Bencana asap menyebabkan 22.000 orang di Kalteng menderita infeksi saluran pernapasan. Hal itu mendorong organisasi World Wildlife Fund (WWF) Indonesia di Kalteng memberikan layanan kesehatan gratis di desa-desa.
Oleh
DIONISIUS REYNALDO TRIWIBOWO
·3 menit baca
PALANGKARAYA, KOMPAS — Bencana kebakaran hutan dan lahan tahun 2019 dinilai lebih buruk daripada tahun sebelumnya. Bencana asap menyebabkan 22.000 orang di Kalimantan Tengah menderita infeksi saluran pernapasan. Hal itu mendorong organisasi World Wildlife Fund (WWF) Indonesia di Kalteng memberikan layanan kesehatan gratis di desa-desa.
Kegiatan tersebut dilakukan selama beberapa minggu terakhir, di antaranya di Kelurahan Kereng Bangkirai, Kota Palangkaraya, dan Desa Baun Bango, Kabupaten Katingan, Kalteng, Minggu (13/10/2019).
”Meskipun kondisi kabut asap relatif membaik, dampaknya bagi kesehatan masih tersisa. Memang (layanan kesehatan) dilakukan di satu desa, tetapi warga desa lain juga bisa ikut,” ungkap Manajer Restorasi Hutan dan Pengelolaan Gambut WWF Indonesia Okta Simon.
Okta menjelaskan, pihaknya menyediakan obat-obatan, suplemen makanan, masker asap N95, dan tabung oksigen untuk 150 orang yang hadir. Sedikitnya 11 tenaga medis terlibat dalam kegiatan tersebut.
Kepala Desa Baun Bango Somediyanto mengatakan, sekitar Agustus hingga awal September, asap menyelimuti desanya. Selain mengganggu aktivitas, banyak warganya juga menderita infeksi saluran pernapasan akut (ISPA) dan diare.

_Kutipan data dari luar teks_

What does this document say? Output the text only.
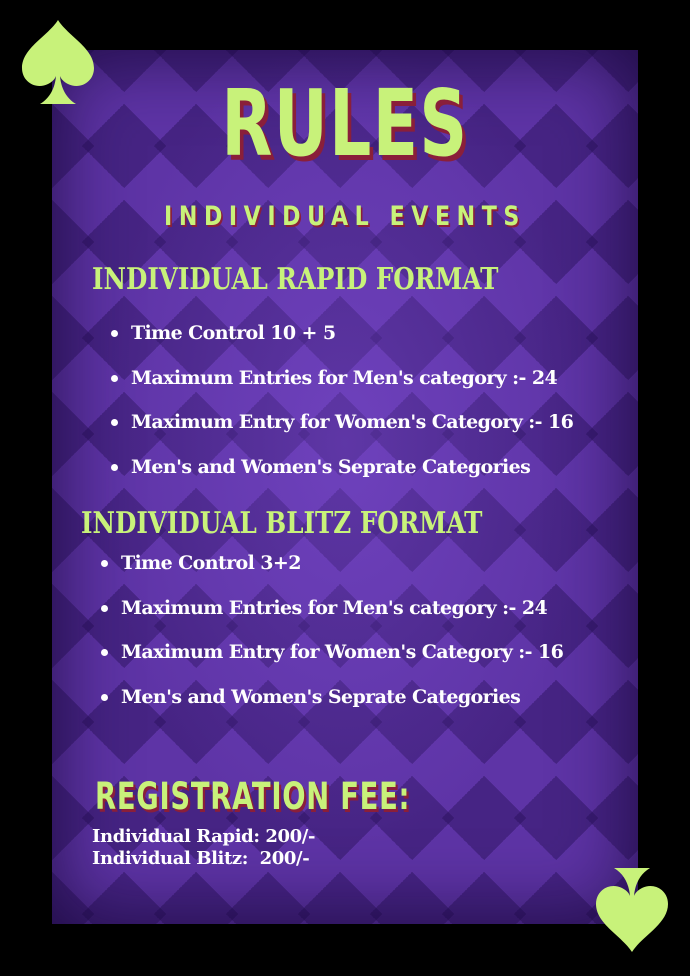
RULES
INDIVIDUAL EVENTS
INDIVIDUAL RAPID FORMAT
Time Control 10 + 5
Maximum Entries for Men's category :- 24
Maximum Entry for Women's Category :- 16
Men's and Women's Seprate Categories
INDIVIDUAL BLITZ FORMAT
Time Control 3+2
Maximum Entries for Men's category :- 24
Maximum Entry for Women's Category :- 16
Men's and Women's Seprate Categories
REGISTRATION FEE:
Individual Rapid: 200/-
Individual Blitz:  200/-
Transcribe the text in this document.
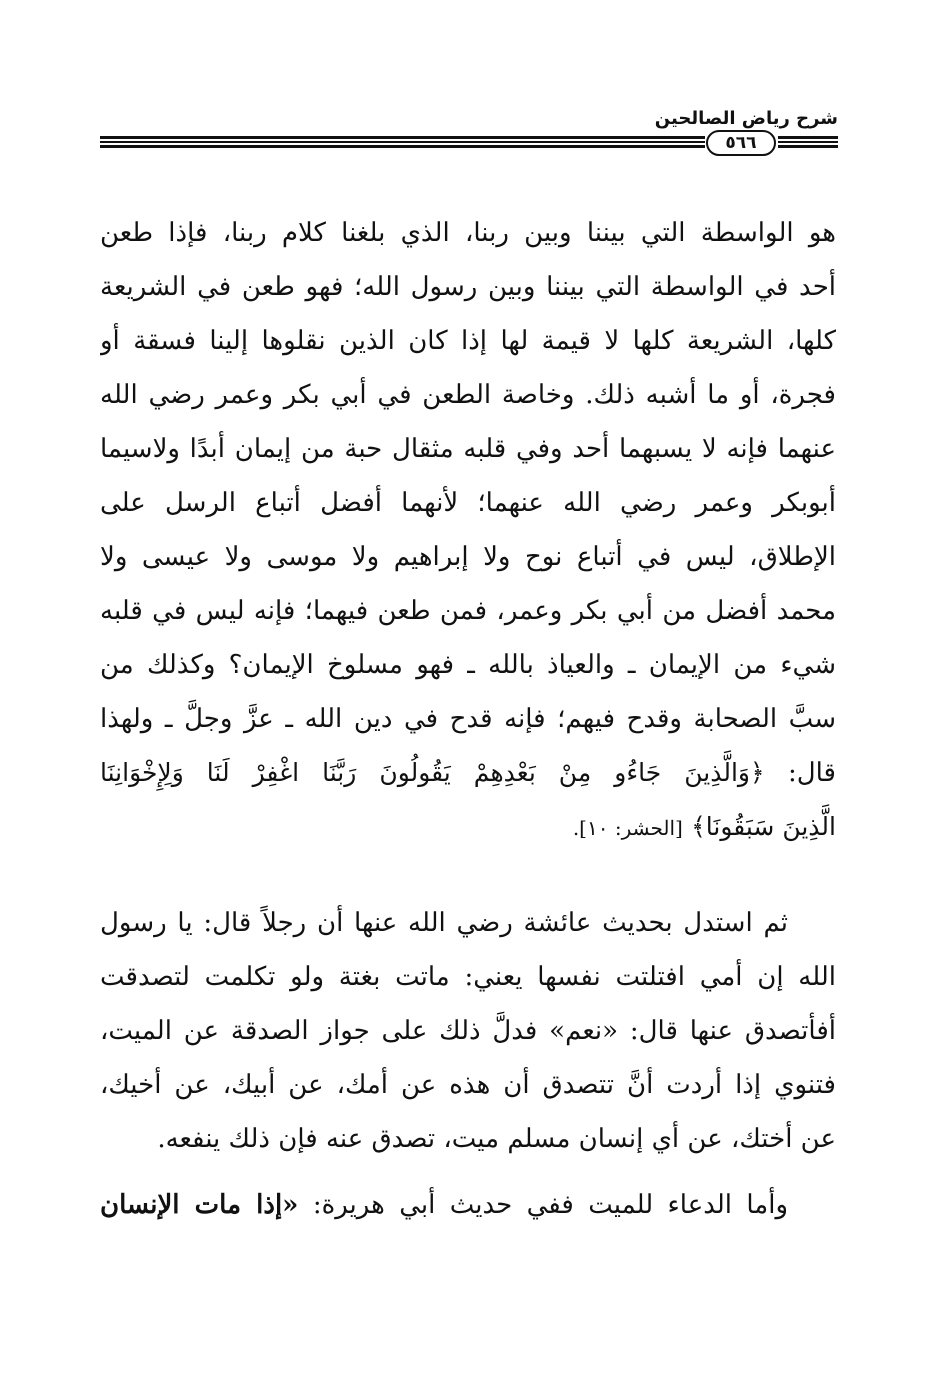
شرح رياض الصالحين
٥٦٦
هو الواسطة التي بيننا وبين ربنا، الذي بلغنا كلام ربنا، فإذا طعن
أحد في الواسطة التي بيننا وبين رسول الله؛ فهو طعن في الشريعة
كلها، الشريعة كلها لا قيمة لها إذا كان الذين نقلوها إلينا فسقة أو
فجرة، أو ما أشبه ذلك. وخاصة الطعن في أبي بكر وعمر رضي الله
عنهما فإنه لا يسبهما أحد وفي قلبه مثقال حبة من إيمان أبدًا ولاسيما
أبوبكر وعمر رضي الله عنهما؛ لأنهما أفضل أتباع الرسل على
الإطلاق، ليس في أتباع نوح ولا إبراهيم ولا موسى ولا عيسى ولا
محمد أفضل من أبي بكر وعمر، فمن طعن فيهما؛ فإنه ليس في قلبه
شيء من الإيمان ـ والعياذ بالله ـ فهو مسلوخ الإيمان؟ وكذلك من
سبَّ الصحابة وقدح فيهم؛ فإنه قدح في دين الله ـ عزَّ وجلَّ ـ ولهذا
قال: ﴿وَالَّذِينَ جَاءُو مِنْ بَعْدِهِمْ يَقُولُونَ رَبَّنَا اغْفِرْ لَنَا وَلِإِخْوَانِنَا
الَّذِينَ سَبَقُونَا﴾ [الحشر: ١٠].
ثم استدل بحديث عائشة رضي الله عنها أن رجلاً قال: يا رسول
الله إن أمي افتلتت نفسها يعني: ماتت بغتة ولو تكلمت لتصدقت
أفأتصدق عنها قال: «نعم» فدلَّ ذلك على جواز الصدقة عن الميت،
فتنوي إذا أردت أنَّ تتصدق أن هذه عن أمك، عن أبيك، عن أخيك،
عن أختك، عن أي إنسان مسلم ميت، تصدق عنه فإن ذلك ينفعه.
وأما الدعاء للميت ففي حديث أبي هريرة: «إذا مات الإنسان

Saya pikir, setelah kabut asap hilang, semua bisa normal.
”Saya pikir, setelah kabut asap hilang, semua bisa normal. Tetapi, saat pemeriksaan tadi, saya sendiri masih ada batuk, begitu juga warga lainnya,” ujar Somediyanto.
Ia menambahkan, desanya merupakan desa penyangga Taman Nasional Sebangau (TNS), yang beberapa waktu lalu terbakar. Namun, hujan beberapa waktu belakangan membuat titik api di TNS berkurang drastis dan bahkan padam.
Salah satu dokter umum yang ikut dalam kegiatan tersebut, Trechia Lestari, menuturkan, dari konsultasi dan pemeriksaan yang ia lakukan bersama tenaga medis lain, warga paling banyak mengeluhkan ISPA. ”Banyak warga yang tidak pergi periksa kesehatan selama karhutla kemarin itu. Jadi, dampaknya ISPA berlanjut hingga berminggu-minggu,” ucap Trechia.
Menurut dia, ISPA dianggap penyakit yang mudah disembuhkan oleh warga dan menjadi alasan mereka tidak memeriksakan diri ke fasilitas kesehatan. Namun, jika dibiarkan dan menjadi infeksi, atau bahkan bercampur dengan penyakit lain, hal itu bisa memperburuk kesehatan.
Di akhir kegiatan, pihak WWF juga sekaligus mengingatkan warga untuk tidak membuka lahan dengan cara membakar, apalagi di kawasan TNS. Menurut dia, bencana asap karena kebakaran hutan dan lahan sangat mungkin dicegah karena merupakan ulah manusia.
Dari data Kementerian Lingkungan Hidup dan Kehutanan, luas kebakaran hutan dan lahan di Kalteng mencapai 44.769 hektar. Setidaknya terdapat 33.450 titik panas sejak Januari hingga saat ini.
Hal itu berdampak pada kualitas udara yang memburuk dan bertahan hingga berbulan-bulan. Dinas Kesehatan Kalteng mencatat, sejak Januari 2019 hingga kini sedikitnya 22.000 orang terpapar ISPA.
”Kabut asap itu sebagian besar karena manusia dan bisa diprediksi. Penekanannya tetap harus pada pendekatan pencegahan,” kata Okta Simon.
Menurut Okta, pendekatan preventif saat mengatasi karhutla tetap harus diutamakan. ”Ini bagian dari kegiatan anti-karhutla yang kami laksanakan dengan menekankan pada pencegahan,” ujarnya.